RaceCoin takes to the track!
The RaceCoin team has hit another important target, confirming that the roadmap laid out to bring this ground-breaking product to market is being adhered to perfectly. With the Phantom Racing system having been tried out on a road car already, it recently made its track debut as well. Before you know it, drivers will be virtually racing each other all over the world…
At the moment, we’re still working with a prototype, but the results are positive – and just as importantly, on time.
Blasting round the Bilster Berg
RaceCoin’s track debut took place at the Bilster Berg circuit in the heart of Germany, about 200 km east of Cologne. The picturesque circuit is like a mini-Nürburgring, with 19 swooping corners over a 4.2-kilometer layout. As an all-round driving experience, it’s second to none: one of the reasons why it’s also used extensively for corporate events.
For RaceCoin, it was an opportunity to test some of the core parameters of its phantom racing technology to see if it works as effectively on a racetrack as it did in the first trial on the road.
And the result was a resounding yes. One of the biggest challenges so far has been to define the Phantom Racing algorithm and to ensure that the data collected by it is accurate and corresponds with the actual real-life situation. These goals have been met so far.

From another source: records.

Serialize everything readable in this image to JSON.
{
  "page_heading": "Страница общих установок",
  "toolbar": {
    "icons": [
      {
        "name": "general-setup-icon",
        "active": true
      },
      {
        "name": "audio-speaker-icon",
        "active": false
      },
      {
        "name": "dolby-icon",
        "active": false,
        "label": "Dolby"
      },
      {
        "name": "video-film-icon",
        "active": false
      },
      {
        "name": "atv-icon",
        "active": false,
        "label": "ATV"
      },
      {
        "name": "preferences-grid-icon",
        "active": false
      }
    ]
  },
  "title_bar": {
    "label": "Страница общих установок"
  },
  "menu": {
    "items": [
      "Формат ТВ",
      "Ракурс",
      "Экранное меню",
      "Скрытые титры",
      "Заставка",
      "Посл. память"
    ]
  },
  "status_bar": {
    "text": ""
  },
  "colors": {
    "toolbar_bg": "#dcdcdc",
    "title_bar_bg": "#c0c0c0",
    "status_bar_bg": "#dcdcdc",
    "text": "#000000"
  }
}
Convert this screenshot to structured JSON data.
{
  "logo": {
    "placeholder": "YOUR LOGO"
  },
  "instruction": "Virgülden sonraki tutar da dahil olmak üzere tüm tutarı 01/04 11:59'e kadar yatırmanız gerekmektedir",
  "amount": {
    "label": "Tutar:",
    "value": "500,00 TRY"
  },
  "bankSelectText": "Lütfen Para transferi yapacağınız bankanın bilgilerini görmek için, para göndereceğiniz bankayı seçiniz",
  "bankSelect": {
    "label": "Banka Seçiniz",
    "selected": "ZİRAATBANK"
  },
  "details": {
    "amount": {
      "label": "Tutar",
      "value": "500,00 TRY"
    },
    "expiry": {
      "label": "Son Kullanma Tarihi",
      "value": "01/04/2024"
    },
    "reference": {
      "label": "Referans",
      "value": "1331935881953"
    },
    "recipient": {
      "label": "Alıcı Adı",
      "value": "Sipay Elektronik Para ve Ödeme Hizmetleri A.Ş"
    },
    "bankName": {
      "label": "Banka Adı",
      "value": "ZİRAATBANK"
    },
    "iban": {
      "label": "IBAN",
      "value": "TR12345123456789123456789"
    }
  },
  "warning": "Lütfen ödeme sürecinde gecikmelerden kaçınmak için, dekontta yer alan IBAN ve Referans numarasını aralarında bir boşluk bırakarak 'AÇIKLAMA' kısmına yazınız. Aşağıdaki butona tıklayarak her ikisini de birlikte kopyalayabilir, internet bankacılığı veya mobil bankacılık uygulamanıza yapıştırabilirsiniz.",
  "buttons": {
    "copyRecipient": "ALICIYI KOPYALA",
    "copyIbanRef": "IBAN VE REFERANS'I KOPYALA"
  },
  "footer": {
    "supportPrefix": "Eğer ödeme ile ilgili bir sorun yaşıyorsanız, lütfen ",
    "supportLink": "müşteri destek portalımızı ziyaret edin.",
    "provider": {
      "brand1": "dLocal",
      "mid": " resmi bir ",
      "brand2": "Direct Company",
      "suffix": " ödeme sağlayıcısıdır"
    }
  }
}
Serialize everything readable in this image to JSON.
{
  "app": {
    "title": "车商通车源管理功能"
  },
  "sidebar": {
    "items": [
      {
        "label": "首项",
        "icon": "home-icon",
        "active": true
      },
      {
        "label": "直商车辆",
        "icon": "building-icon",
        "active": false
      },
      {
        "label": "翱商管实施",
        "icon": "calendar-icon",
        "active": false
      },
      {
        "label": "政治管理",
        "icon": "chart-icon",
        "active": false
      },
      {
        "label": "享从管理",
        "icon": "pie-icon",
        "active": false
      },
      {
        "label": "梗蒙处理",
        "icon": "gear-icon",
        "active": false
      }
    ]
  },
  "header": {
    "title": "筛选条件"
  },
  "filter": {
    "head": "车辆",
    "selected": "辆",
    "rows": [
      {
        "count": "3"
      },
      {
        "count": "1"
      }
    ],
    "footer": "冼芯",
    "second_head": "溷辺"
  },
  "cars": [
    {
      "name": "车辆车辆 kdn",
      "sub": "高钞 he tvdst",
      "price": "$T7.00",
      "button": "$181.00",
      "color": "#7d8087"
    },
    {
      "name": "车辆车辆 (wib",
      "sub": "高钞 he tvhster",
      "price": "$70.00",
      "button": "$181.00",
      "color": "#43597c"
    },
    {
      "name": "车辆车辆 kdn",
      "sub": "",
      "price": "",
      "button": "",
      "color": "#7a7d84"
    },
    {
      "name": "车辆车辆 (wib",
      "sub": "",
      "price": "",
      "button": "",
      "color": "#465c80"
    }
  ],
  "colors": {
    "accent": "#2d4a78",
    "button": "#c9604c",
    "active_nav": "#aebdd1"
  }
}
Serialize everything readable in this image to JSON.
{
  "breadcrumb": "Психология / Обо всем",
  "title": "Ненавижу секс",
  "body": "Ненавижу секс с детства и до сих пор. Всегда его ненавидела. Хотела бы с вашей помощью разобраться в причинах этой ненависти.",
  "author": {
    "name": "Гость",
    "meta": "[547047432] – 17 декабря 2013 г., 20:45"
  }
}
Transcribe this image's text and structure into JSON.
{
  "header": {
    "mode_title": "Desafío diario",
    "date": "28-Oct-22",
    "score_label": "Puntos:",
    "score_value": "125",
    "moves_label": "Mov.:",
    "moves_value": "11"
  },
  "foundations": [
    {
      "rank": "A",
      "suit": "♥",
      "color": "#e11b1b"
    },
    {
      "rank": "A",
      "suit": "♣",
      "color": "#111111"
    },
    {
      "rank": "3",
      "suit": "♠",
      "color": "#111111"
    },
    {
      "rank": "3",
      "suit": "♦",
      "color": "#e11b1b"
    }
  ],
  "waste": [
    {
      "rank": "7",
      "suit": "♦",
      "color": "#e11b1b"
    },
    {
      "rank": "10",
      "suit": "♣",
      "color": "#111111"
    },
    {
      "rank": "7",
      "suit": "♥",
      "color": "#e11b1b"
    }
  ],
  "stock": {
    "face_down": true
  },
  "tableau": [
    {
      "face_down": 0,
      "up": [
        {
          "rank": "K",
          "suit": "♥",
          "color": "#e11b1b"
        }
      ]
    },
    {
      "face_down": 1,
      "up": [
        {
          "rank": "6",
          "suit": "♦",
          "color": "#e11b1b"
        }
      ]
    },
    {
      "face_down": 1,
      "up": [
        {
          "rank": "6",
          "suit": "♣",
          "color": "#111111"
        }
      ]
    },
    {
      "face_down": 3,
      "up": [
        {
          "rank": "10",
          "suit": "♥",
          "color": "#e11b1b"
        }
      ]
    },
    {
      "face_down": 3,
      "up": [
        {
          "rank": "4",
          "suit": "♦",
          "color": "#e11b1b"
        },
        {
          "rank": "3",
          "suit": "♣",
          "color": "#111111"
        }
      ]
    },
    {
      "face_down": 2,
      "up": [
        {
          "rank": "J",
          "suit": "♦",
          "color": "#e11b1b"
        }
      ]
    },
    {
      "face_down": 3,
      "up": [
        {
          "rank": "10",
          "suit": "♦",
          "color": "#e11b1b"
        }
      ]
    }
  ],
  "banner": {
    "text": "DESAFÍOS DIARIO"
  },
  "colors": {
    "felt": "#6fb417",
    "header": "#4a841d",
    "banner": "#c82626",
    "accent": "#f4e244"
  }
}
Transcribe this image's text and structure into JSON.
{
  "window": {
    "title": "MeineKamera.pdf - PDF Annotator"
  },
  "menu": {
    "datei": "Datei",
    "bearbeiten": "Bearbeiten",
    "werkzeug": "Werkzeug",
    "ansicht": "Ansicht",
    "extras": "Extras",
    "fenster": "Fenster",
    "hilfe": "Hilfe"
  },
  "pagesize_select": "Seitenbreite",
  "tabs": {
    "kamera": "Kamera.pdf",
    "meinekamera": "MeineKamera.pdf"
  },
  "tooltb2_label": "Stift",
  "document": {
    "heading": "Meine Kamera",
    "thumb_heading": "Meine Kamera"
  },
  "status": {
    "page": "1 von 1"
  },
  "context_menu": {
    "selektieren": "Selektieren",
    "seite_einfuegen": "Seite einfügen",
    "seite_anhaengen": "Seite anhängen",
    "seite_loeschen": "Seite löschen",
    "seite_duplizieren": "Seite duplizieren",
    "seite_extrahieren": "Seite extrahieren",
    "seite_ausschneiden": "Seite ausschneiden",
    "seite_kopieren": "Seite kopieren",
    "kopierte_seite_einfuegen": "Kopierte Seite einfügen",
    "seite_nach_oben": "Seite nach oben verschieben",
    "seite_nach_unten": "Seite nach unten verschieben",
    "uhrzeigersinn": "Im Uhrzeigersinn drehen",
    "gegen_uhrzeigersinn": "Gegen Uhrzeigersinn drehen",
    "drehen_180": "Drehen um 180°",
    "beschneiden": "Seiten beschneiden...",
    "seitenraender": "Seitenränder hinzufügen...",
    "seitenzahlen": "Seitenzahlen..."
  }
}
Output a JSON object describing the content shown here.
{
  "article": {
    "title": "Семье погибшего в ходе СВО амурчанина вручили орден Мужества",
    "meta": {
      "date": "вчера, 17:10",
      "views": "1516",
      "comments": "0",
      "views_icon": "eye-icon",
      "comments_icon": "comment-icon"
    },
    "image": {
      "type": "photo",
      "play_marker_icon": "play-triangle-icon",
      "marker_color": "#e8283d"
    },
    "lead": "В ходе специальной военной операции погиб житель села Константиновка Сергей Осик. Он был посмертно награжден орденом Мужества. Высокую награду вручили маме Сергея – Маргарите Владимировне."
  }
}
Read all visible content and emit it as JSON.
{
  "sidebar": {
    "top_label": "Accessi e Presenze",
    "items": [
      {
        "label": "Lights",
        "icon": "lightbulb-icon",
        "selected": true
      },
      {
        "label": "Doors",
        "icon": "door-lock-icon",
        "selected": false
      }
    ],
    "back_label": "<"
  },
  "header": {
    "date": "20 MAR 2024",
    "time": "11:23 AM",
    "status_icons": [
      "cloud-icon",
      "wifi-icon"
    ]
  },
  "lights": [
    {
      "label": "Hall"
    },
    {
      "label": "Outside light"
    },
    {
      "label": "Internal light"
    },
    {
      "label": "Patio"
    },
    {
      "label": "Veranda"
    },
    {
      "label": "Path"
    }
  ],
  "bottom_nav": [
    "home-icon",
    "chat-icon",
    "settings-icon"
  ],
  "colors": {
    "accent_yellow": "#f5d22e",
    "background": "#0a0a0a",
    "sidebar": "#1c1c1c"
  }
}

“We drove eight laps on the Bilster Berg track at full speed, meeting our expectations,” reported Matthias Dahm, RaceCoin’s Chief Operating Officer and responsible for overseeing every aspect of the project. “We tested the prototype app thoroughly and were able to successfully gather GPS data and coordinates, which are fundamental to the correct functioning of the system.”
In its full version, RaceCoin will be capturing a huge number of data channels, including weather data, car data, and circuit data. All these complex channels have to be elaborated one by one to make this extraordinary concept finally become a concrete reality. Then there is the work of data correlation: making sure that the information registered at the test is accurate.
“We can build on this test now and further develop it,” points out Matthias. “We got a lot of data and it was also a lot of fun to see what we’ve been working so hard towards comes into life on a race track at last! We are evaluating the data as we speak, and comparing that to the data captured by the race track. Everything seems to be in order so far, so it won’t be long before we’re out testing again. One of the key things for us is that we’re right on track according to our road map.”
During 2019, the key priority is finalizing the combined hardware and software platform. But at the same time, RaceCoin is busy securing partnership agreements with more circuits: by 2022, at least 40 should be on board. And it all started right here, with eight laps around the Bilster Berg.